JAKARTA – Pertumbuhan dunia usaha Indonesia pada 10 tahun dinilai cuma jalan ditempat pada kisaran level 5 hingga 5,1%. Ekonom kemudian Senior Faculty LPPI, Ryan Kiryanto menerangkan, apa belaka faktor kegiatan ekonomi Indonesia yang tersebut menurutnya berkembang pas-pasan.
“Dalam pengamatan saya memang sebenarnya kurang lebih besar 9-10 tahun terakhir, kita itu rerata berkembang pas-pasan, sekitar 5%, atau bisa saja dikatakan pada koridor atau batas bawah,” kata beliau pada Market Review IDXChannel, hari terakhir pekan (13/9/2024).
Ryan menilai, perkembangan sektor ekonomi Indonesia yang dikatakan jalan ditempat itu disebabkan oleh adanya kesalahan desain kebijakan Pemerintah. Mengingat arah kebijakan selama Pemerintahan Presiden Joko Widodo (Jokowi) selama 10 tahun terakhir ini lebih besar condong pada penguatan infrastruktur ketimbang sektor manufaktur.
Menurutnya, penyelenggaraan infrastruktur memang sebenarnya penting dijalankan untuk meningkatkan konektivitas, tapi tidaklah dan juga merta mampu mendongkrak pertumbuhan ekonomi. Sehingga perlu penguatan dari sisi bidang manufaktur untuk lebih besar menggairahkan pertumbuhan ekonomi.
“Indonesia itu begitu luas, sehingga konstruksi infrastruktur yang tersebut masif itu masih meninggalkan lubang lubang, pada artian tidak ada semua titik-titik itu terhubung antar satu kota atau kawasan,” kata Ryan.
“Sekalipun kita masih heavy di dalam penyelenggaraan infrastruktur , mestinya harus ada sektor kegiatan ekonomi atau bidang usaha yang digunakan bisa jadi kita petik hasilnya, misal manufaktur, itu karakternya padat modal serta padat karya,” sambungnya.

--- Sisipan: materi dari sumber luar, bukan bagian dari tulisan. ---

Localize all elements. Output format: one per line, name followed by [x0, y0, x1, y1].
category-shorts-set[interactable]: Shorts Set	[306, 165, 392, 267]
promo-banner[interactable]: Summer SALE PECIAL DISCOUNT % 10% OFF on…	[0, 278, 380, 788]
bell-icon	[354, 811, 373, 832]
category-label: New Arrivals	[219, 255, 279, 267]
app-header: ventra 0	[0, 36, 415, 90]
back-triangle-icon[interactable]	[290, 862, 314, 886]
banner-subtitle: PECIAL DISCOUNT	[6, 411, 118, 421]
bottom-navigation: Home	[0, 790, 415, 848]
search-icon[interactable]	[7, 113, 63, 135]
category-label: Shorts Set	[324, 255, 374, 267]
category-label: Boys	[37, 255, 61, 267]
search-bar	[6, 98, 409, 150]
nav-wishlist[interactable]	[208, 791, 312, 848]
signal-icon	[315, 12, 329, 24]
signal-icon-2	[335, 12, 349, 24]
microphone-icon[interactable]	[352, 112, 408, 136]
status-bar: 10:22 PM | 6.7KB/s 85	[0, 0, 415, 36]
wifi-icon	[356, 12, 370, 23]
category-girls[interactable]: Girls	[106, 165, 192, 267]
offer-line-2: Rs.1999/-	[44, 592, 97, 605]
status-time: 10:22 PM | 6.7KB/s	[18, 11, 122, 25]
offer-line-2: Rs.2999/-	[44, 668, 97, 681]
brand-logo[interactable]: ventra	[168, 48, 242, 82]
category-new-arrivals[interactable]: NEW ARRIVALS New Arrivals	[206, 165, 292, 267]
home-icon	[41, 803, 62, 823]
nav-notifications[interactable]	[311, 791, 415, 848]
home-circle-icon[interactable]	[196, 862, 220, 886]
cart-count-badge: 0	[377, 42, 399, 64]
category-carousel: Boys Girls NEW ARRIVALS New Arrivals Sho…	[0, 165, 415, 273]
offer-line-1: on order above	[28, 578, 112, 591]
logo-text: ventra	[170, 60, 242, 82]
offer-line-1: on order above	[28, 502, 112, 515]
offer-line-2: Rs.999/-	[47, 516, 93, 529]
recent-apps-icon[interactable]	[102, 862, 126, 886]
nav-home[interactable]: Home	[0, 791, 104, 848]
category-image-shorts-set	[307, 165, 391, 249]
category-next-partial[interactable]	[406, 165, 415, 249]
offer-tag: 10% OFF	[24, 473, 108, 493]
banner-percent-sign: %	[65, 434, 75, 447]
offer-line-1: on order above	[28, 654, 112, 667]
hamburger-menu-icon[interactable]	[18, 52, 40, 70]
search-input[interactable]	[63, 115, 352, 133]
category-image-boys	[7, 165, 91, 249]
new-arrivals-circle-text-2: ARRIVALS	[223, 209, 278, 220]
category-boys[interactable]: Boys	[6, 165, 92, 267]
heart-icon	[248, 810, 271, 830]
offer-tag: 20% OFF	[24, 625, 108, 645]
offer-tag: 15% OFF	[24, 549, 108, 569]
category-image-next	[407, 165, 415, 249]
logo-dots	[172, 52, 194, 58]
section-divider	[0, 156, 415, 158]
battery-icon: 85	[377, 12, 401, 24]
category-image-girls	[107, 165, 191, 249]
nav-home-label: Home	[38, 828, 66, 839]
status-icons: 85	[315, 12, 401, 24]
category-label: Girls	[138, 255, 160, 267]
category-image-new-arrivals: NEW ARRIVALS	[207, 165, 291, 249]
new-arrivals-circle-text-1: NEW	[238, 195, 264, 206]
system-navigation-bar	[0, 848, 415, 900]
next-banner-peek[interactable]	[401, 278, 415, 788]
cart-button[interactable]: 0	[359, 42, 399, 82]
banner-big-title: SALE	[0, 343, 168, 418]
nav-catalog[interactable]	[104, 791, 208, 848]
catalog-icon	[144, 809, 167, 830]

Lemahnya konstruksi manufaktur membuatnya menyoroti S&P Global merilis Purchasing Manager’s Index atau PMI Pabrik Indonesia bulan Juli 2024 sebesar 49,3. Level yang dimaksud turun dibandingkan Juni 2024 sebesar 50,7.
“Kondisi ini ada miss policy atau kesalahan desain kebijakan, kenapa sepanjang 9 tahun terakhir kita hanya saja mampu ngegas perekonomian kita rerata 5,0 – 5,1%,” tambahnya.
Ryan membandingkan, dengan negara tetangga dalam ASEAN, seperti Vietnam serta Filipina yang memiliki rerata perkembangan kegiatan ekonomi lebih besar baik dari Indonesia yakni sebesar 6,5 – 7% per tahun. Padahal negara di dalam kawasan ASEAN ini punya tantangan yang digunakan sebanding beberapa tahun belakangan, seperti pandemi Covid-19, hingga terdampak ketegangan geopolitik.
“Memang pertumbuhan ekonomi kita stuck di dalam level 5%, itu harus menjadi concern kita semua, teristimewa para pengambil kebijakan ke depannya,” tutupnya.